Russian President Dmitry Medvedev announced via Twitter on Thursday that, in response to the country's "difficult summer," the government would take charge of pricing for food staples. 

The announcement followed a meeting in which Medvedev discussed his outlook for Russian agriculture amid an unprecedented summer drought.

The bad conditions have ruined an estimated 25 percent of Russian crops and may prevent the sowing of winter wheat.

Medvedev, who created his Twitter account June 23, said: 

Considering the difficult summer, we will closely monitor food prices to prevent them from skyrocketing.

We have all the necessary tools to prevent unreasonable increases in food prices.

The government will be in charge of the daily monitoring and supervision of pricing policy for staples, like flour, bread and milk.
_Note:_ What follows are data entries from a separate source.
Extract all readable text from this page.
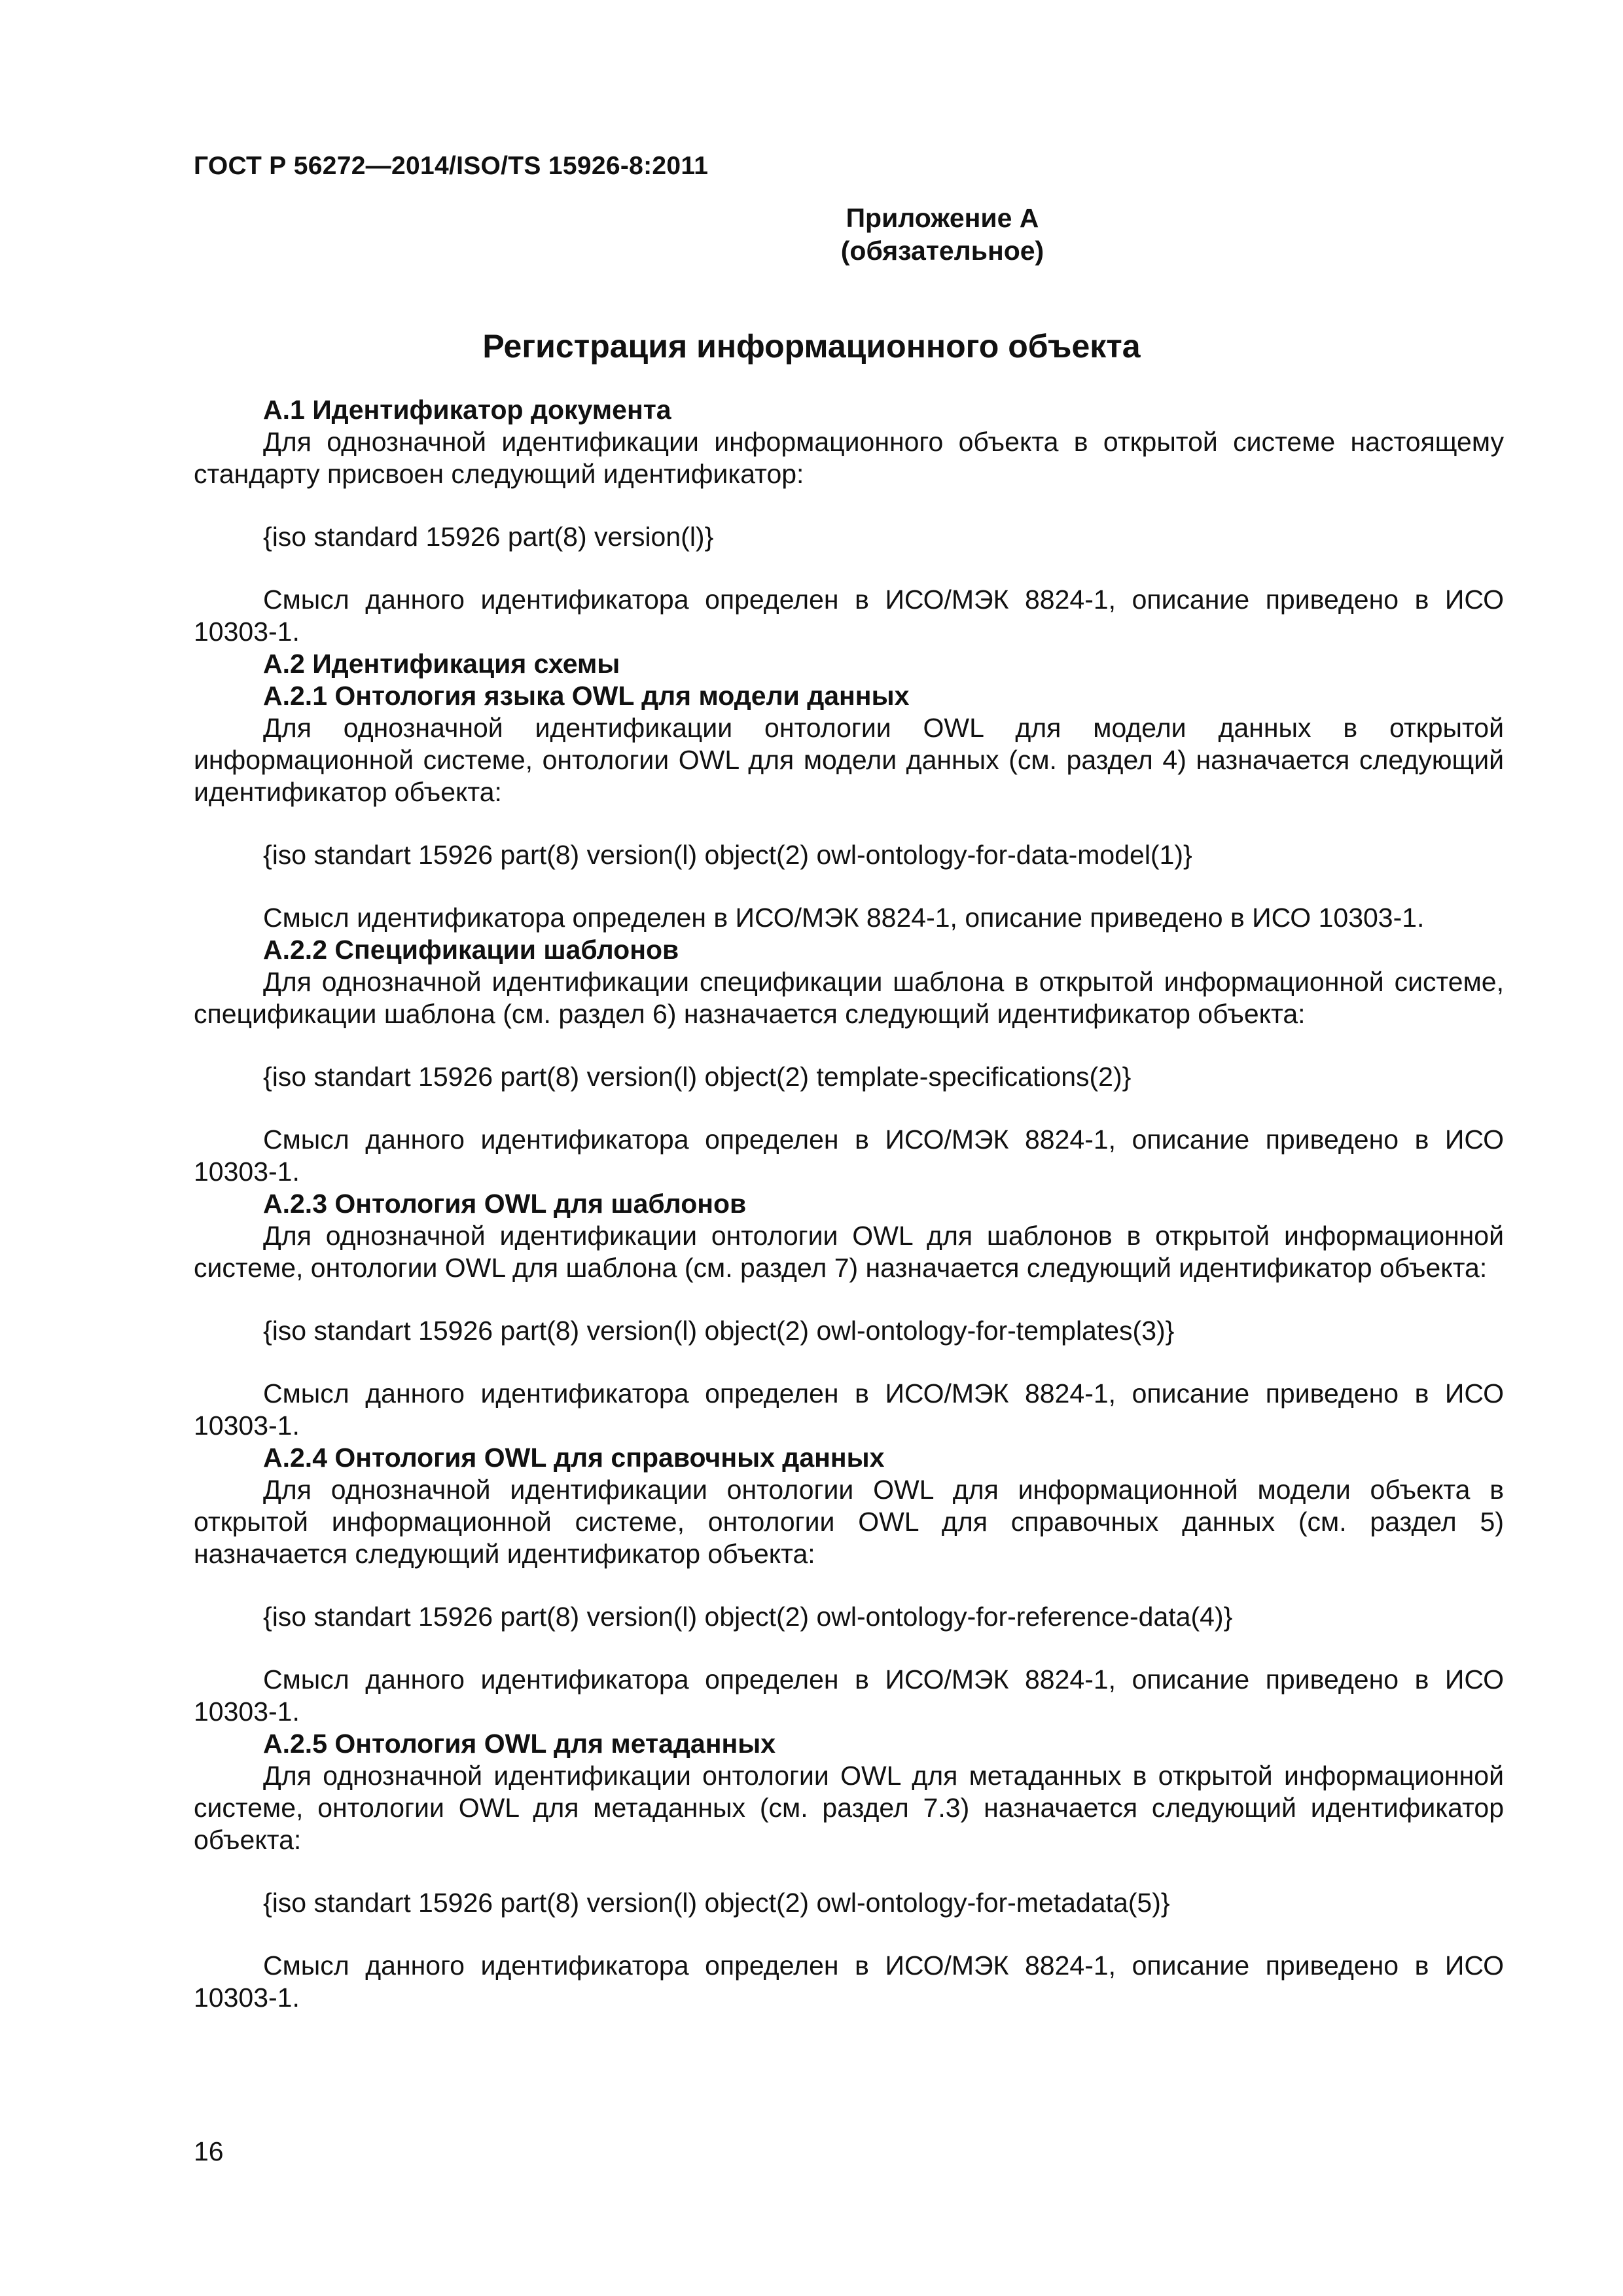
ГОСТ Р 56272—2014/ISO/TS 15926-8:2011
Приложение А
(обязательное)
Регистрация информационного объекта

А.1 Идентификатор документа

Для однозначной идентификации информационного объекта в открытой системе настоящему стандарту присвоен следующий идентификатор:

{iso standard 15926 part(8) version(l)}

Смысл данного идентификатора определен в ИСО/МЭК 8824-1, описание приведено в ИСО 10303-1.

А.2 Идентификация схемы

А.2.1 Онтология языка OWL для модели данных

Для однозначной идентификации онтологии OWL для модели данных в открытой информационной системе, онтологии OWL для модели данных (см. раздел 4) назначается следующий идентификатор объекта:

{iso standart 15926 part(8) version(l) object(2) owl-ontology-for-data-model(1)}

Смысл идентификатора определен в ИСО/МЭК 8824-1, описание приведено в ИСО 10303-1.

А.2.2 Спецификации шаблонов

Для однозначной идентификации спецификации шаблона в открытой информационной системе, спецификации шаблона (см. раздел 6) назначается следующий идентификатор объекта:

{iso standart 15926 part(8) version(l) object(2) template-specifications(2)}

Смысл данного идентификатора определен в ИСО/МЭК 8824-1, описание приведено в ИСО 10303-1.

А.2.3 Онтология OWL для шаблонов

Для однозначной идентификации онтологии OWL для шаблонов в открытой информационной системе, онтологии OWL для шаблона (см. раздел 7) назначается следующий идентификатор объекта:

{iso standart 15926 part(8) version(l) object(2) owl-ontology-for-templates(3)}

Смысл данного идентификатора определен в ИСО/МЭК 8824-1, описание приведено в ИСО 10303-1.

А.2.4 Онтология OWL для справочных данных

Для однозначной идентификации онтологии OWL для информационной модели объекта в открытой информационной системе, онтологии OWL для справочных данных (см. раздел 5) назначается следующий идентификатор объекта:

{iso standart 15926 part(8) version(l) object(2) owl-ontology-for-reference-data(4)}

Смысл данного идентификатора определен в ИСО/МЭК 8824-1, описание приведено в ИСО 10303-1.

А.2.5 Онтология OWL для метаданных

Для однозначной идентификации онтологии OWL для метаданных в открытой информационной системе, онтологии OWL для метаданных (см. раздел 7.3) назначается следующий идентификатор объекта:

{iso standart 15926 part(8) version(l) object(2) owl-ontology-for-metadata(5)}

Смысл данного идентификатора определен в ИСО/МЭК 8824-1, описание приведено в ИСО 10303-1.

16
Russia's meteorological service has predicted a 30 percent drop in harvest crop yield because of bad conditions.

The government's decision to monitor food pricing comes after a Feb. 1 executive order in which Medvedev endorsed a "food security" doctrine for Russia, designating that 80 percent of basic food products in Russian markets be produced domestically by 2020.

The policy also outlines quotas for the production of major food commodities like sugar, meat, milk and potatoes. Russian Agriculture Minister Yelena Skrynnik had announced only a few days before that the country's supply of grain had already met the doctrine's requirement.

Some observers, amid drought conditions, were recently quoted as optimistic about the country's grain production.

"This year, the country cultivated 48 million hectares of wheat fields, out of which about 9 million hectares dried up. Therefore, there is no truth in the rumor that Russia will suffer acute shortages in grain this year," Arkady Zlochevsky, the president of the Russian Grain Union, said in July.

The union has recently lobbied the Russian government to delay the imposition of a temporary embargo on grain exports.

Russia currently holds a record reserve of about 24 million tons of grains, according to July figures, with about 9.5 million tons controlled by the government, Zlochevsky explained.